Mekonnen’s permanent appointment as head of the agency will help give the SAATM initiative more stability. Additionally, AFCAC has just secured African Development Bank funding for the SAATM project, which will be used for lobbying efforts to bring more African countries on board. IATA has also said there is a plan for specialized SAATM communications in 2019.
SAATM is effectively a reinvigoration of the Yamoussoukro Decision (YD)—a 1999 agreement (based on an earlier 1988 declaration), where 44 African states were legally bound to implement African open skies by 2002.

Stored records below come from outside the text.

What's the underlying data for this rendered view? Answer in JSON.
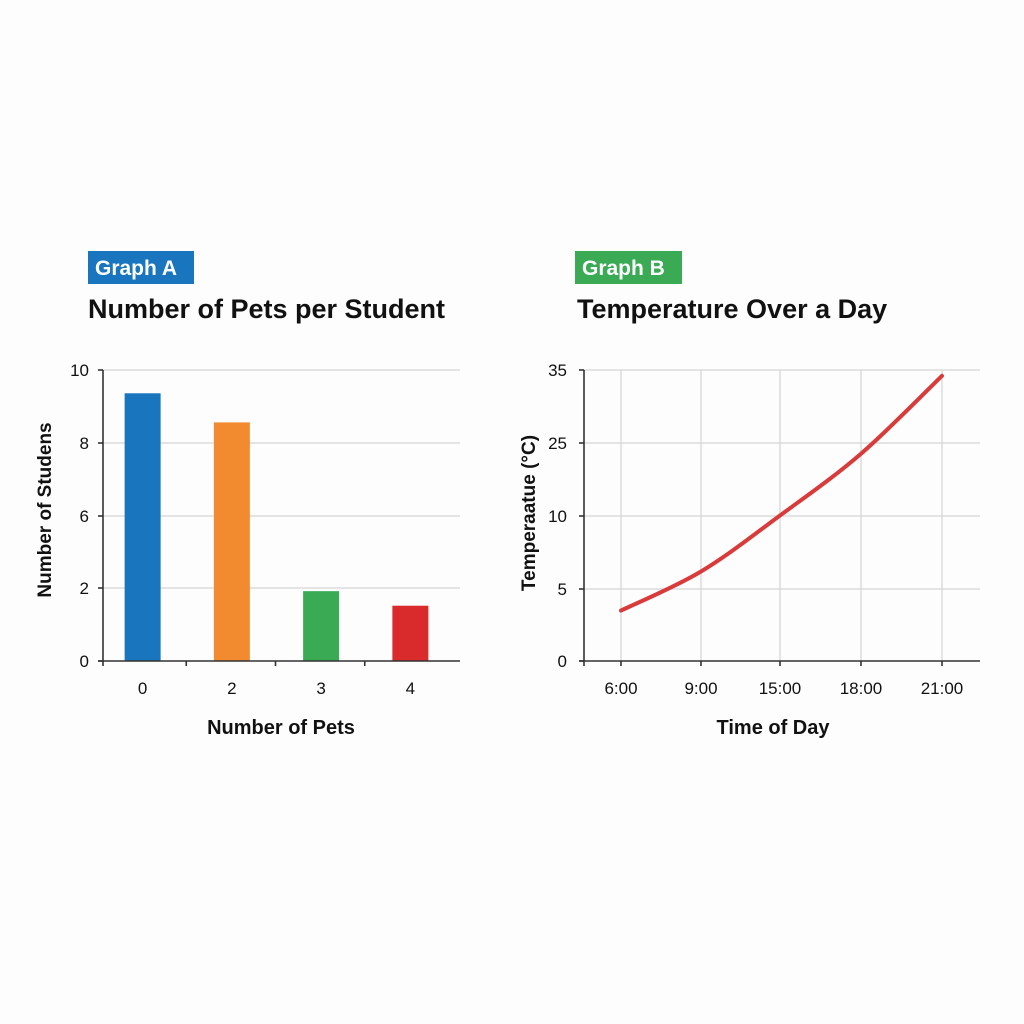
{
  "chart_data": [
    {
      "type": "bar",
      "badge": "Graph A",
      "badge_color": "#1a75bf",
      "title": "Number of Pets per Student",
      "xlabel": "Number of Pets",
      "ylabel": "Number of Studens",
      "categories": [
        "0",
        "2",
        "3",
        "4"
      ],
      "values": [
        9.2,
        8.2,
        2.4,
        1.9
      ],
      "colors": [
        "#1a75bf",
        "#f28a30",
        "#3aaa55",
        "#d92b2b"
      ],
      "yticks": [
        "0",
        "2",
        "6",
        "8",
        "10"
      ],
      "grid": true
    },
    {
      "type": "line",
      "badge": "Graph B",
      "badge_color": "#3aaa55",
      "title": "Temperature Over a Day",
      "xlabel": "Time of Day",
      "ylabel": "Temperaatue (°C)",
      "x": [
        "6:00",
        "9:00",
        "15:00",
        "18:00",
        "21:00"
      ],
      "yticks": [
        "0",
        "5",
        "10",
        "25",
        "35"
      ],
      "series": [
        {
          "color": "#d93a3a",
          "points": [
            {
              "x": "6:00",
              "y": 3.5
            },
            {
              "x": "9:00",
              "y": 6.2
            },
            {
              "x": "15:00",
              "y": 10.1
            },
            {
              "x": "18:00",
              "y": 22.8
            },
            {
              "x": "21:00",
              "y": 34.2
            }
          ]
        }
      ],
      "grid": true
    }
  ]
}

Liberalization is critical to make African air transport sustainable. “This is no longer something nice [to have], it is something necessary, something that is needed. You could say the last 30 years haven’t realized their promise,” IATA regional director for Africa Adefunke Adeyemi said, speaking at a Joint Industry Group for Africa aeropolitical forum in Rabat, Morocco on Nov. 27.
Africa comprises roughly 54 states. Of the 44 that signed up to the YD, only 27 have reaffirmed their commitment to the SAATM. This total is further-thinned, because each signatory has to go through seven “Concrete Measures” to implement the SAATM, including notifying the other participants that their market is open.
Speaking at the African Airline Association (AFRAA) annual meeting in Rabat, on Nov. 26, Mekonnen said 14 states have now completed Concrete Measures 1-3. Nine states have completed Measures 4-5, five have completed Measure 6 and six have done Measure 7.
In addition to the Concrete Measures, 14 SAATM members signed a memorandum of implementation (MoI) for the SAATM and YD in Lomé, Togo on May 28, 2018. “The MoI is aimed at complementing the Concrete Measures on the establishment of the SAATM through the expeditious removal of any restrictive provisions in existing bilateral air service agreements,” IATA said in a briefing document, issued at the aeropolitical forum in Rabat.
AFCAC said Gambia become the 15th state to sign the SAATM MoI on Dec. 11, during ICAO’s Air Services Negotiation Event (ICAN) in Nairobi, Kenya.
“African member states need to become more involved and join SAATM. They have already been sensitized but the level of implementation is too low,” AFCAC said via Twitter.
SAATM is one of the African Union (AU) flagship projects under its Agenda 2063 strategy. AFCAC has already had three pieces of open skies policy adopted by the AU. These include competition and consumer protection rules, as well as a confirmation of AFCAC’s enforcement powers. The Open Skies dispute-resolution measures are still being drafted and are expected to be approved during the next AU heads of state summit.
In addition to Mekonnen’s appointment as AFCAC SG, during the AFCAC plenary session Zambian CAA DG Gabriel Lesa was named as AFCAC president for 2018-21, taking over from Egypt’s Hany Yehia Eladawy.